OTT services, govt. reach uneasy compromise on smoking warnings

Over-the-top (OTT) streaming services such as Netflix, Disney+ Hotstar and Amazon Prime Video reached an uneasy compromise with the Union government on adding smoking warnings to their content, according to minutes of a meeting with the industry obtained by The Hindu, and a review of smoking warnings on different platforms. 

Some streaming services such as Hotstar have added video and on-screen warnings for even older films, while others such as Netflix have chosen less intrusive warnings, with a message warning against tobacco consumption on the top left of the screen at the beginning of content with smoking.

The Ministry of Health and Family Welfare had on May 31 notified the Cigarettes and other Tobacco Products (Prohibition of Advertisement and Regulation of Trade and Commerce, Production, Supply and Distribution) Amendment Rules, 2023, which required streaming services to interrupt programming with tobacco consumption in the middle of each film or episode, and display a warning at the beginning, on top of text scrolls on each shot containing smoking.

No other country has required filmmakers and TV series makers to interrupt their own content this way, and the Health Ministry was aware of this, according to file notings also accessed by The Hindu. After the then Health Secretary asked a consultant at the Ministry if there was precedent for such proposals in other countries, the consultant replied in the negative, framing the proposal instead as a way for India to be the “global leader” in such messaging, according to records provided to The Hindu by the Ministry. 

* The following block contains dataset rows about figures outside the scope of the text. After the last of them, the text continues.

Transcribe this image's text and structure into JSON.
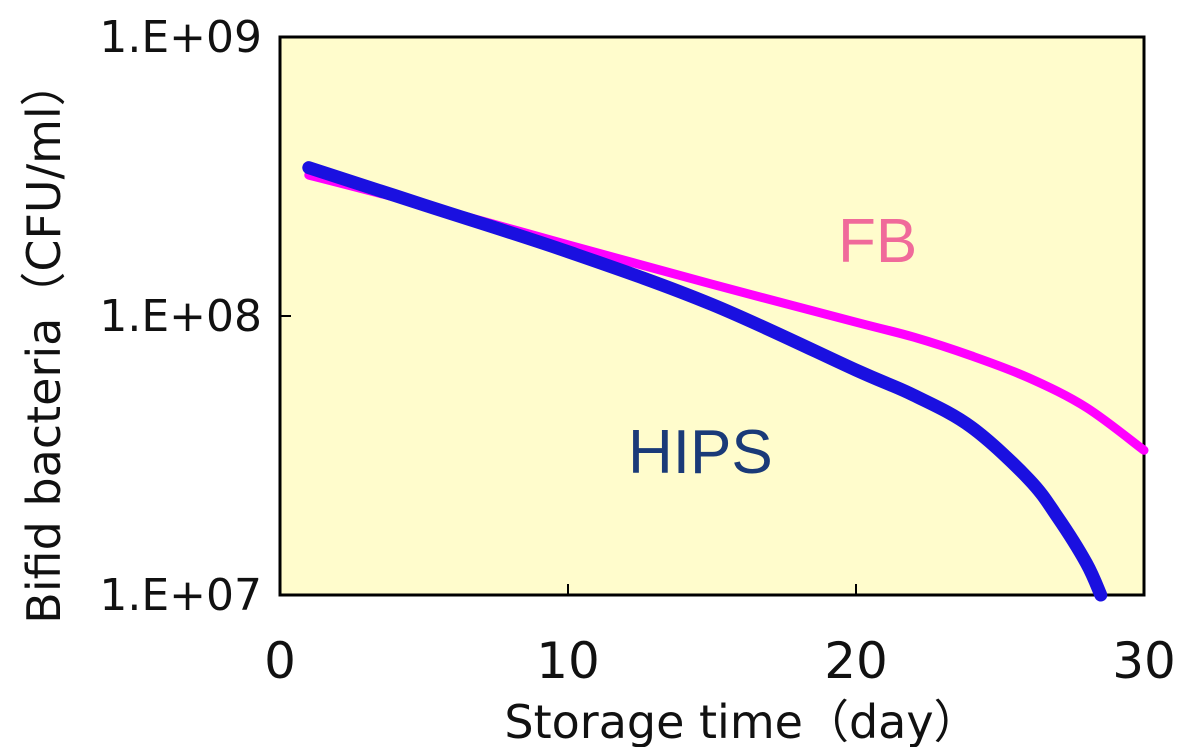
{
  "chart_data": {
    "type": "line",
    "title": "",
    "xlabel": "Storage time（day）",
    "ylabel": "Bifid bacteria（CFU/ml）",
    "xlim": [
      0,
      30
    ],
    "ylim": [
      10000000,
      1000000000
    ],
    "yscale": "log",
    "xticks": [
      0,
      10,
      20,
      30
    ],
    "xtick_labels": [
      "0",
      "10",
      "20",
      "30"
    ],
    "yticks": [
      10000000,
      100000000,
      1000000000
    ],
    "ytick_labels": [
      "1.E+07",
      "1.E+08",
      "1.E+09"
    ],
    "grid": false,
    "plot_background": "#fffccc",
    "series": [
      {
        "name": "FB",
        "color": "#ff00ff",
        "label_color": "#f06a9a",
        "x": [
          1,
          5,
          10,
          15,
          20,
          22,
          24,
          26,
          28,
          30
        ],
        "y": [
          320000000,
          250000000,
          180000000,
          130000000,
          95000000,
          84000000,
          72000000,
          60000000,
          47000000,
          33000000
        ]
      },
      {
        "name": "HIPS",
        "color": "#1a10e0",
        "label_color": "#1a3a78",
        "x": [
          1,
          5,
          10,
          15,
          20,
          22,
          24,
          26,
          27,
          28,
          28.5
        ],
        "y": [
          340000000,
          250000000,
          170000000,
          110000000,
          64000000,
          52000000,
          40000000,
          26000000,
          19000000,
          13000000,
          10000000
        ]
      }
    ]
  }
}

With freedom of expression and cost concerns in hand, the OTT industry sat down with officials from the Health Ministry and the Ministry of Information and Broadcasting on August 28. Officials from the latter had been surprised by the former’s notification, one streaming executive told The Hindu

‘Strong measures needed’

The meeting, which took place in the Health Ministry, opened with a presentation by Pankaj Chaturvedi, the Deputy Director of Mumbai’s Tata Memorial Hospital. Dr. Chaturvedi argued that ‘strong measures’ were needed to curb tobacco consumption. Pulkesh Kumar, a Health Ministry official, was described as saying that “use of tobacco products, both smoking and smokeless, have been rampantly depicted and promoted in OTT platforms”. 

OTT services then pleaded for relaxations in the text of the rules and the timelines provided to streaming services to comply. V. Hekali Zhimomi, an Additional Secretary, resisted these entreaties, saying that the rules “should be implemented regardless of the difficulties”. 

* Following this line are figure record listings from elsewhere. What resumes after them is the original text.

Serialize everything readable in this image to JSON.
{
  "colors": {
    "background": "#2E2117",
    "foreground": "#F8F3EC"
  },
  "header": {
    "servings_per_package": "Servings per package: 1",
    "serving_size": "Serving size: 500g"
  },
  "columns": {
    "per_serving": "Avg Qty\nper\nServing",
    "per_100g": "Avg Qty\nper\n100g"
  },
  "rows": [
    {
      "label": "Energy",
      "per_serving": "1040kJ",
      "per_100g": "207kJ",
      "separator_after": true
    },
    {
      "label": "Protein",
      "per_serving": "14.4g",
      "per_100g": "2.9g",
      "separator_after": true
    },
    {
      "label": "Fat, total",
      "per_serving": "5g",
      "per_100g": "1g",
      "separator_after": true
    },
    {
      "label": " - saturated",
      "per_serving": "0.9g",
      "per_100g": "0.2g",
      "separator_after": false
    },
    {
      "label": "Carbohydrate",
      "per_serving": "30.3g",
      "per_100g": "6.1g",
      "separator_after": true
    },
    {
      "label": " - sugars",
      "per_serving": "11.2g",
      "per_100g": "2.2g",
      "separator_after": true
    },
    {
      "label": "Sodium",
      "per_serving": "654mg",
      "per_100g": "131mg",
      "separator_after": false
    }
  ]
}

Apurva Chandra, the I&B Ministry’s Secretary, echoed some of the industry’s concerns, and “emphasised on the need to have a more pragmatic approach, rather than applying the provisions applicable to films and TV on OTT platforms which are a different form of media.”

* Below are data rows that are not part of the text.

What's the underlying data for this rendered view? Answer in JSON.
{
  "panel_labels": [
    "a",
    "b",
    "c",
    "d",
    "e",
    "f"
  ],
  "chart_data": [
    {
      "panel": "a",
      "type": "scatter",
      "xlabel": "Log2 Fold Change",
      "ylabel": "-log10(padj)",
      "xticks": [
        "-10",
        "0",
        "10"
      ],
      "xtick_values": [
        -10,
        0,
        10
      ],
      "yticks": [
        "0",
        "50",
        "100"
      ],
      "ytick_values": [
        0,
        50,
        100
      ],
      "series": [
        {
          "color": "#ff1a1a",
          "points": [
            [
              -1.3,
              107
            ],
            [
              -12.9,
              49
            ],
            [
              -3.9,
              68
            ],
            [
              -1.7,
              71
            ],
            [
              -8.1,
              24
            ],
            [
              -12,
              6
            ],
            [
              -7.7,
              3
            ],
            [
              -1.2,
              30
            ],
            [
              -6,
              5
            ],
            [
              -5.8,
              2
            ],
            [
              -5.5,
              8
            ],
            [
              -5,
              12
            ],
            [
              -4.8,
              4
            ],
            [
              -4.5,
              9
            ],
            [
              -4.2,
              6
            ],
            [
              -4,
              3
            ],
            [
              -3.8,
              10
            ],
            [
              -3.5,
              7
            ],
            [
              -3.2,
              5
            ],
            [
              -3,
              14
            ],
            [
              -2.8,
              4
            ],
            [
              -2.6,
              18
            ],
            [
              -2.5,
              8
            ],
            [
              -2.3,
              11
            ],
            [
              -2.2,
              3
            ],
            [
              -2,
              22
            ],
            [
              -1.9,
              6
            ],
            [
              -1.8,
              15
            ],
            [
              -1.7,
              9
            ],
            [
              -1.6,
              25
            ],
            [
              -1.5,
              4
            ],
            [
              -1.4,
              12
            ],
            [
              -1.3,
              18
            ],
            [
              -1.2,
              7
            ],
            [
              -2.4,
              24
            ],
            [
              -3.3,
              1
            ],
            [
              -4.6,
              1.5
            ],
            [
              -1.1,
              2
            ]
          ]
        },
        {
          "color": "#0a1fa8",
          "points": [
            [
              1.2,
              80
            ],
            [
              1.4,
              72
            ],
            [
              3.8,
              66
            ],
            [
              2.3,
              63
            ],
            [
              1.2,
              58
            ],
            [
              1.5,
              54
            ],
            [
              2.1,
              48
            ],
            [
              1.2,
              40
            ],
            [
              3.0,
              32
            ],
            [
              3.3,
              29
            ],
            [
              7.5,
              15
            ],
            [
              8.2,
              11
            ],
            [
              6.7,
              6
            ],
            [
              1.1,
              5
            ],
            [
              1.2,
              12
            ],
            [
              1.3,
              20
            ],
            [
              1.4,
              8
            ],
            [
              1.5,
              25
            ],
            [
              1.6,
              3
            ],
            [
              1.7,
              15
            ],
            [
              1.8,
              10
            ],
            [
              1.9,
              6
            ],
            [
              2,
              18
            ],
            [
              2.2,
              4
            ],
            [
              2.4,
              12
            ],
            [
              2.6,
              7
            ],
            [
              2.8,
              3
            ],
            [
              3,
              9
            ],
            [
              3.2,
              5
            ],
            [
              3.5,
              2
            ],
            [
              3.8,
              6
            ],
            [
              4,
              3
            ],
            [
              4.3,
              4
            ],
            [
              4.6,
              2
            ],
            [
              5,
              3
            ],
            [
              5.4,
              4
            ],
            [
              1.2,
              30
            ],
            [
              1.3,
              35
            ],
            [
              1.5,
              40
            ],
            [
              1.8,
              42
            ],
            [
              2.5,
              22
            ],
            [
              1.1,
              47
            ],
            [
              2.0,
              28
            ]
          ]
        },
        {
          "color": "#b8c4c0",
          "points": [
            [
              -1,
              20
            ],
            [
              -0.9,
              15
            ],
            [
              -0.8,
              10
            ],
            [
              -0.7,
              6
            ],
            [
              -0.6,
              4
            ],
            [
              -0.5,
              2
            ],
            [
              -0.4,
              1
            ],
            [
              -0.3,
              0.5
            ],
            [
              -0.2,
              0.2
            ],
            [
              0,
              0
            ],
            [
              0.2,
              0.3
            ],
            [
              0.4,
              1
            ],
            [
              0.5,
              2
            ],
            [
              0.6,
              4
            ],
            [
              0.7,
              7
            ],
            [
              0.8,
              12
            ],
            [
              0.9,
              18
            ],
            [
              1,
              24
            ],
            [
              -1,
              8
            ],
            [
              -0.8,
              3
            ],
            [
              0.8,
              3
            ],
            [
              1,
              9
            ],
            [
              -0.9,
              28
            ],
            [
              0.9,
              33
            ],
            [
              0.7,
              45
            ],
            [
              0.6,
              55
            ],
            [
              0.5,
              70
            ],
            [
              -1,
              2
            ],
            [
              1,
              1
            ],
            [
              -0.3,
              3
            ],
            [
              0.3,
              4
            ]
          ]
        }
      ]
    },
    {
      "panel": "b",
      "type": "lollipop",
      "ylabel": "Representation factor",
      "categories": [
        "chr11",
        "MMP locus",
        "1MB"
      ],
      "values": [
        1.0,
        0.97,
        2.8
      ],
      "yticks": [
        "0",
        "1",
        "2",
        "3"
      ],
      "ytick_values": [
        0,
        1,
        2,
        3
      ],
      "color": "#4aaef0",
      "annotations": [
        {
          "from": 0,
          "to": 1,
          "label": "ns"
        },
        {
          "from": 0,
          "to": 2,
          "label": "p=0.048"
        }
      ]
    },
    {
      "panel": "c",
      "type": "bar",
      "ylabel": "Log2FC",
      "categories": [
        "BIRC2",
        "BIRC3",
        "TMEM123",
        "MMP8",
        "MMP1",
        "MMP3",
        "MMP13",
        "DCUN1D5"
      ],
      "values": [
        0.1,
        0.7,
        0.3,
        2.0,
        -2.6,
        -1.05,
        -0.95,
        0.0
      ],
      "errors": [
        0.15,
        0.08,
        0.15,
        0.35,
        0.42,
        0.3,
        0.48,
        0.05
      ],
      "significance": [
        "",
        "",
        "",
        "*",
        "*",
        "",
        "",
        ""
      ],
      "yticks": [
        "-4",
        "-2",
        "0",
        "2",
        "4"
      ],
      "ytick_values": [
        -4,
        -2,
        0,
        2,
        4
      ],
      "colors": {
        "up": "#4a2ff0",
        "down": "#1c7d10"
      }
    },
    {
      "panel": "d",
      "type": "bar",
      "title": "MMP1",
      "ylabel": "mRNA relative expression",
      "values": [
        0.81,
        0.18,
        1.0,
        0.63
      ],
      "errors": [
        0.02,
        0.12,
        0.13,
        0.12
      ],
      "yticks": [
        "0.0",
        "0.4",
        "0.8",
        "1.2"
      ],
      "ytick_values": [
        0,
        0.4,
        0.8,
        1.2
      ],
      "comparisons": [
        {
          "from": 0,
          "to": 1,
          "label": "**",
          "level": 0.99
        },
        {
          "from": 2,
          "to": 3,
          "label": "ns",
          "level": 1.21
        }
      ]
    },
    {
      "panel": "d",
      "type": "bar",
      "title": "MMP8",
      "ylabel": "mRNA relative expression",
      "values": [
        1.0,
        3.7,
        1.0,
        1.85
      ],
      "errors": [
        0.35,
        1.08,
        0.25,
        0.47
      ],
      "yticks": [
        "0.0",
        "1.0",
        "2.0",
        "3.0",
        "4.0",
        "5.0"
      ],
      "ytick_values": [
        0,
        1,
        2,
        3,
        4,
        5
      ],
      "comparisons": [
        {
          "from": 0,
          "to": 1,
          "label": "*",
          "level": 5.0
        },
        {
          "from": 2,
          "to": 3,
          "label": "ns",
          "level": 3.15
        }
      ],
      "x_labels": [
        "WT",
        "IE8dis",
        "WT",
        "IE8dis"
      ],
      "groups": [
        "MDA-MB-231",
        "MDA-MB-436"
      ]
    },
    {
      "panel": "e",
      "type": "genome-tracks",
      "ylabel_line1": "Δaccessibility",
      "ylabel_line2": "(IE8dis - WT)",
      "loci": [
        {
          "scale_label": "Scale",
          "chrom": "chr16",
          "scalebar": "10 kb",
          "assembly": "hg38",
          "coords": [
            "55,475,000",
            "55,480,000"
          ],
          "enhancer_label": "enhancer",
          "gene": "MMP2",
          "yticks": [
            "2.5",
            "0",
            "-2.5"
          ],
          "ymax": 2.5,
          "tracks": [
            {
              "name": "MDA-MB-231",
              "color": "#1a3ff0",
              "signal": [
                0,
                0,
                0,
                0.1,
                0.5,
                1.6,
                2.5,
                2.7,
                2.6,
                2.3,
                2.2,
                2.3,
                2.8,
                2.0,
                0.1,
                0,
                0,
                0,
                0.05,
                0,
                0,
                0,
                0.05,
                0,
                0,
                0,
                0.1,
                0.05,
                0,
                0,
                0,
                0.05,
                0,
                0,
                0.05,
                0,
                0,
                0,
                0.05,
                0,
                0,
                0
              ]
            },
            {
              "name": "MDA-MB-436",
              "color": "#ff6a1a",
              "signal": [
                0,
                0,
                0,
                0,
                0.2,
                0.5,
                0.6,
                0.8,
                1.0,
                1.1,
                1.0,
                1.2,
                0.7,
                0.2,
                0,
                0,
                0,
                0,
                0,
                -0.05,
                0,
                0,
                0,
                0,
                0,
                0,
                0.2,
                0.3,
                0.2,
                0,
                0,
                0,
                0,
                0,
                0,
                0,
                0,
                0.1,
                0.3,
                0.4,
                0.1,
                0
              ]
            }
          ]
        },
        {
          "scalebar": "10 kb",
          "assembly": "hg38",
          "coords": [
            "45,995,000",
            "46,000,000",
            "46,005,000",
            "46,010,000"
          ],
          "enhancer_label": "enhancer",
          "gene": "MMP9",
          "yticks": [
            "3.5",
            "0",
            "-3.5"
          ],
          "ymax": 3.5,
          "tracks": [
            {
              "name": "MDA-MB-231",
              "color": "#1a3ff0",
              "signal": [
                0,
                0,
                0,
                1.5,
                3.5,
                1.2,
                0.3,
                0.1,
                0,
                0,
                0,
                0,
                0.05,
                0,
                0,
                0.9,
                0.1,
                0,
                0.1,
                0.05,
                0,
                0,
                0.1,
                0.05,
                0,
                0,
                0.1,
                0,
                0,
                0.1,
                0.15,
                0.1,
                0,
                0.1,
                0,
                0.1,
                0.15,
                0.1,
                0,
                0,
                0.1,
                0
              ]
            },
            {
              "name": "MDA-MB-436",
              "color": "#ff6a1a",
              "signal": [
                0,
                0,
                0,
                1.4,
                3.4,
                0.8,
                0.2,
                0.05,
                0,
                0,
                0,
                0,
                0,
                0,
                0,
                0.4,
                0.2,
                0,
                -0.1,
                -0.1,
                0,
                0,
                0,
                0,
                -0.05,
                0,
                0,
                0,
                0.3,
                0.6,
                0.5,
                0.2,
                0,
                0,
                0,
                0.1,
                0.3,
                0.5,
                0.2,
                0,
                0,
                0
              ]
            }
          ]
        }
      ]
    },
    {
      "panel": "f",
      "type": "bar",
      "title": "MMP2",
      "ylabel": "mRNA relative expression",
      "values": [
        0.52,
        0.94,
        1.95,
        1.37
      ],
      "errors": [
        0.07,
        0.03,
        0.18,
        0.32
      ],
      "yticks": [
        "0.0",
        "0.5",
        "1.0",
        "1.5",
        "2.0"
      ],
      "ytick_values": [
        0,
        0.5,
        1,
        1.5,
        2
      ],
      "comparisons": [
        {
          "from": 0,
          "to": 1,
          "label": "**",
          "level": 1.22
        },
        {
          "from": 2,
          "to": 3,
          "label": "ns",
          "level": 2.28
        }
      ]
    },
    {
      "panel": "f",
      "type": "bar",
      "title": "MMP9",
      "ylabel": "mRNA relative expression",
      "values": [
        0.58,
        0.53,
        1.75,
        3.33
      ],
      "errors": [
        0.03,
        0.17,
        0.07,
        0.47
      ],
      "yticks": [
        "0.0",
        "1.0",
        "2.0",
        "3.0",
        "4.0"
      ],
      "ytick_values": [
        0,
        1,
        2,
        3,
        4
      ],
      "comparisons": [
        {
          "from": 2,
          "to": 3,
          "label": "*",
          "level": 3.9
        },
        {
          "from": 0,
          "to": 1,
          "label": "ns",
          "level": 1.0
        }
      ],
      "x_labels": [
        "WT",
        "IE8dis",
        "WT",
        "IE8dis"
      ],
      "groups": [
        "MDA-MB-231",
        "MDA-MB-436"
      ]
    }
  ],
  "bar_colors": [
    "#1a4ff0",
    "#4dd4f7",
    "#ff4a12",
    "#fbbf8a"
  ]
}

While that may have signaled to some streaming services that the letter of the  Cigarettes and Other Tobacco Products Act amendment had taken a fortunate backseat to its spirit, others did not take chances, with far more intrusive warnings each time smoking scenes appear, according to a review by The Hindu.  However, regardless of the platform, the level of anti-tobacco messaging on all streaming platforms has increased in some form or the other, with Ministry officials going easy on textual enforcement, and streaming services abandoning litigation to challenge the rules.